Another gondola turns the corner. And another. Another child laughs, another family walks through the piazza behind me.
A child is intrigued by me sitting by myself in the corner of a piazza with my feet inches from the green murky water of a Venetian canal. She walks up to me and tries to read what I am writing over my shoulder, taking it upon herself to keep a young stranger company. I say ‘Ciao’ she says ‘I only speak French’ (in French) so I say ‘Bonjour’ and she scurries off to her father.
Traffic, in Venice, means three or more gondolas on the same canal. It means navigating past each other as two of the slender boats pass under a bridge at once. It is the serene steering around others, the graceful compromise and negotiation of vessels. Traffic in Venice is like life.
I am cold and slightly hungry but I would rather stay here than walk the short distance back to my house. How can I sit inside on a sunny day in Venice? How can I waste my already limited time here? I am trying to be happy and think positively and appreciate how fortunate I am to be here.
Three young boys, my age or slightly younger, steer a small red motorboat passed me. There is a gondola in front of them and a gondola behind them. They are trying to decide if they should turn right or turn left. “A destra o sinistra?” They go straight ahead.
As I sit here I think. I think about friends I have and friends I have lost, about people I know and people I knew. I think about people I miss, about relationships that I have had and relationships that I could have had. I think about how my right hand is much colder than my left.

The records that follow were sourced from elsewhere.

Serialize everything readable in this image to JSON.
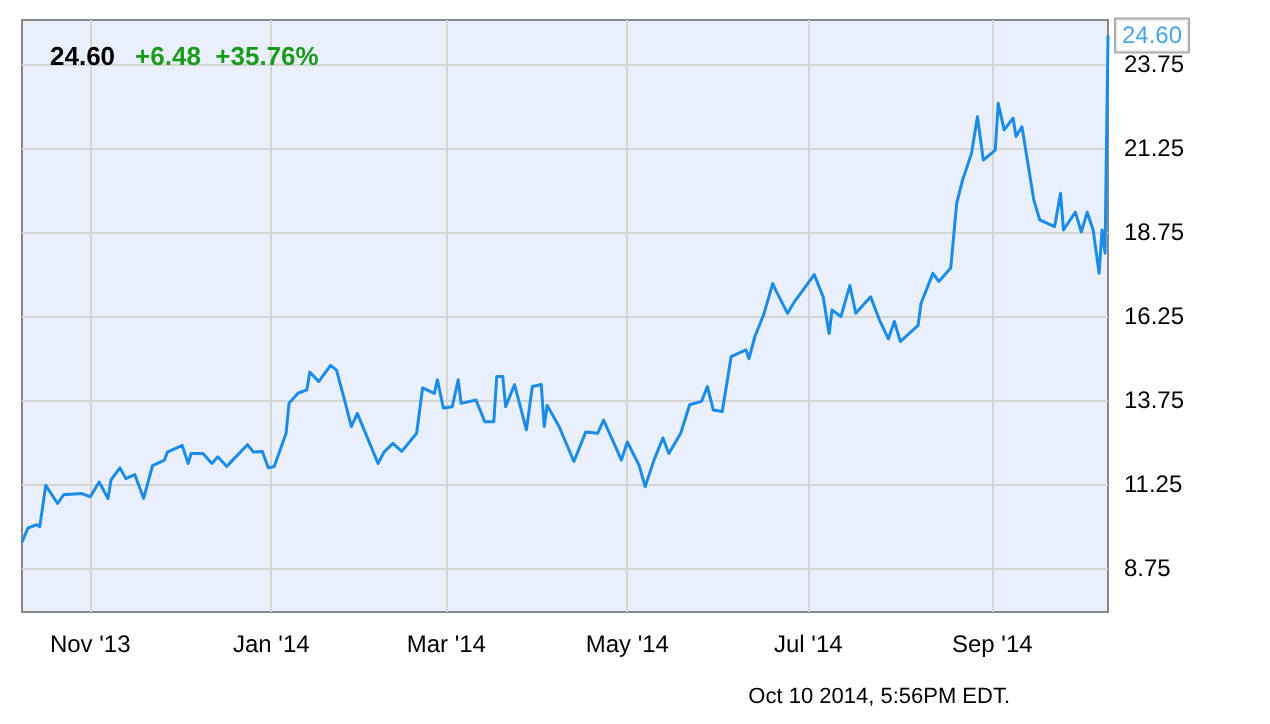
{
  "chart_data": {
    "type": "line",
    "title": "24.60",
    "subtitle": "+6.48  +35.76%",
    "x": [
      "2013-10-09",
      "2013-10-11",
      "2013-10-14",
      "2013-10-15",
      "2013-10-17",
      "2013-10-21",
      "2013-10-23",
      "2013-10-29",
      "2013-11-01",
      "2013-11-04",
      "2013-11-07",
      "2013-11-08",
      "2013-11-11",
      "2013-11-13",
      "2013-11-16",
      "2013-11-19",
      "2013-11-22",
      "2013-11-26",
      "2013-11-27",
      "2013-12-02",
      "2013-12-04",
      "2013-12-05",
      "2013-12-09",
      "2013-12-12",
      "2013-12-14",
      "2013-12-17",
      "2013-12-19",
      "2013-12-24",
      "2013-12-26",
      "2013-12-29",
      "2013-12-31",
      "2014-01-02",
      "2014-01-06",
      "2014-01-07",
      "2014-01-10",
      "2014-01-13",
      "2014-01-14",
      "2014-01-17",
      "2014-01-21",
      "2014-01-23",
      "2014-01-26",
      "2014-01-28",
      "2014-01-30",
      "2014-02-06",
      "2014-02-08",
      "2014-02-11",
      "2014-02-14",
      "2014-02-19",
      "2014-02-21",
      "2014-02-25",
      "2014-02-26",
      "2014-02-28",
      "2014-03-03",
      "2014-03-05",
      "2014-03-06",
      "2014-03-11",
      "2014-03-14",
      "2014-03-17",
      "2014-03-18",
      "2014-03-20",
      "2014-03-21",
      "2014-03-24",
      "2014-03-28",
      "2014-03-30",
      "2014-04-02",
      "2014-04-03",
      "2014-04-04",
      "2014-04-08",
      "2014-04-13",
      "2014-04-17",
      "2014-04-21",
      "2014-04-23",
      "2014-04-26",
      "2014-04-29",
      "2014-05-01",
      "2014-05-05",
      "2014-05-07",
      "2014-05-10",
      "2014-05-13",
      "2014-05-15",
      "2014-05-19",
      "2014-05-22",
      "2014-05-26",
      "2014-05-28",
      "2014-05-30",
      "2014-06-02",
      "2014-06-05",
      "2014-06-10",
      "2014-06-11",
      "2014-06-13",
      "2014-06-16",
      "2014-06-19",
      "2014-06-20",
      "2014-06-24",
      "2014-06-26",
      "2014-06-30",
      "2014-07-03",
      "2014-07-06",
      "2014-07-08",
      "2014-07-09",
      "2014-07-12",
      "2014-07-15",
      "2014-07-17",
      "2014-07-22",
      "2014-07-25",
      "2014-07-28",
      "2014-07-30",
      "2014-08-01",
      "2014-08-07",
      "2014-08-08",
      "2014-08-12",
      "2014-08-14",
      "2014-08-18",
      "2014-08-20",
      "2014-08-22",
      "2014-08-25",
      "2014-08-27",
      "2014-08-29",
      "2014-09-02",
      "2014-09-03",
      "2014-09-05",
      "2014-09-08",
      "2014-09-09",
      "2014-09-11",
      "2014-09-15",
      "2014-09-17",
      "2014-09-22",
      "2014-09-24",
      "2014-09-25",
      "2014-09-29",
      "2014-10-01",
      "2014-10-03",
      "2014-10-05",
      "2014-10-07",
      "2014-10-08",
      "2014-10-09",
      "2014-10-10"
    ],
    "series": [
      {
        "color": "#1a8ce8",
        "values": [
          9.52,
          9.94,
          10.04,
          9.98,
          11.21,
          10.67,
          10.93,
          10.97,
          10.87,
          11.31,
          10.82,
          11.37,
          11.73,
          11.41,
          11.53,
          10.82,
          11.8,
          11.96,
          12.2,
          12.4,
          11.86,
          12.16,
          12.16,
          11.86,
          12.06,
          11.77,
          11.96,
          12.42,
          12.2,
          12.22,
          11.73,
          11.77,
          12.76,
          13.65,
          13.95,
          14.05,
          14.58,
          14.3,
          14.78,
          14.64,
          13.65,
          12.96,
          13.35,
          11.86,
          12.2,
          12.46,
          12.22,
          12.76,
          14.11,
          13.95,
          14.35,
          13.51,
          13.55,
          14.35,
          13.65,
          13.75,
          13.1,
          13.1,
          14.45,
          14.45,
          13.55,
          14.21,
          12.86,
          14.15,
          14.21,
          12.96,
          13.59,
          12.96,
          11.92,
          12.8,
          12.76,
          13.15,
          12.56,
          11.96,
          12.5,
          11.8,
          11.17,
          11.96,
          12.62,
          12.16,
          12.76,
          13.61,
          13.71,
          14.15,
          13.45,
          13.41,
          15.04,
          15.24,
          14.98,
          15.64,
          16.3,
          17.22,
          17.02,
          16.33,
          16.63,
          17.12,
          17.48,
          16.82,
          15.73,
          16.43,
          16.23,
          17.16,
          16.33,
          16.82,
          16.13,
          15.57,
          16.09,
          15.49,
          15.97,
          16.63,
          17.52,
          17.28,
          17.68,
          19.6,
          20.3,
          21.09,
          22.18,
          20.89,
          21.19,
          22.58,
          21.79,
          22.14,
          21.59,
          21.88,
          19.7,
          19.11,
          18.91,
          19.9,
          18.81,
          19.34,
          18.75,
          19.34,
          18.81,
          17.52,
          18.81,
          18.12,
          24.6
        ]
      }
    ],
    "xlim": [
      "2013-10-09",
      "2014-10-10"
    ],
    "xticks": [
      {
        "value": "2013-11-01",
        "label": "Nov '13"
      },
      {
        "value": "2014-01-01",
        "label": "Jan '14"
      },
      {
        "value": "2014-03-01",
        "label": "Mar '14"
      },
      {
        "value": "2014-05-01",
        "label": "May '14"
      },
      {
        "value": "2014-07-01",
        "label": "Jul '14"
      },
      {
        "value": "2014-09-01",
        "label": "Sep '14"
      }
    ],
    "ylim": [
      7.44,
      25.06
    ],
    "yticks": [
      8.75,
      11.25,
      13.75,
      16.25,
      18.75,
      21.25,
      23.75
    ],
    "grid": true,
    "marker": "none",
    "line_style": "solid",
    "annotations": [
      {
        "text": "24.60",
        "x": "2014-10-10",
        "y": 24.6
      },
      "Oct 10 2014, 5:56PM EDT."
    ]
  }
}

Another gondola sails past me.
Mostly I am thinking about how curious it is that people can make you both blissfully happy and heart wrenchingly sad, often times the same person causing both. I think about how relationships- with friends, with family, with the opposite sex- have such an impact on one’s mood, one’s outlook and one’s life. I think about how sadness is a familiar feeling.
Four gondolas go past in succession.
And finally, I think about how people, good or bad nice or otherwise cannot rival the beauty of Venice.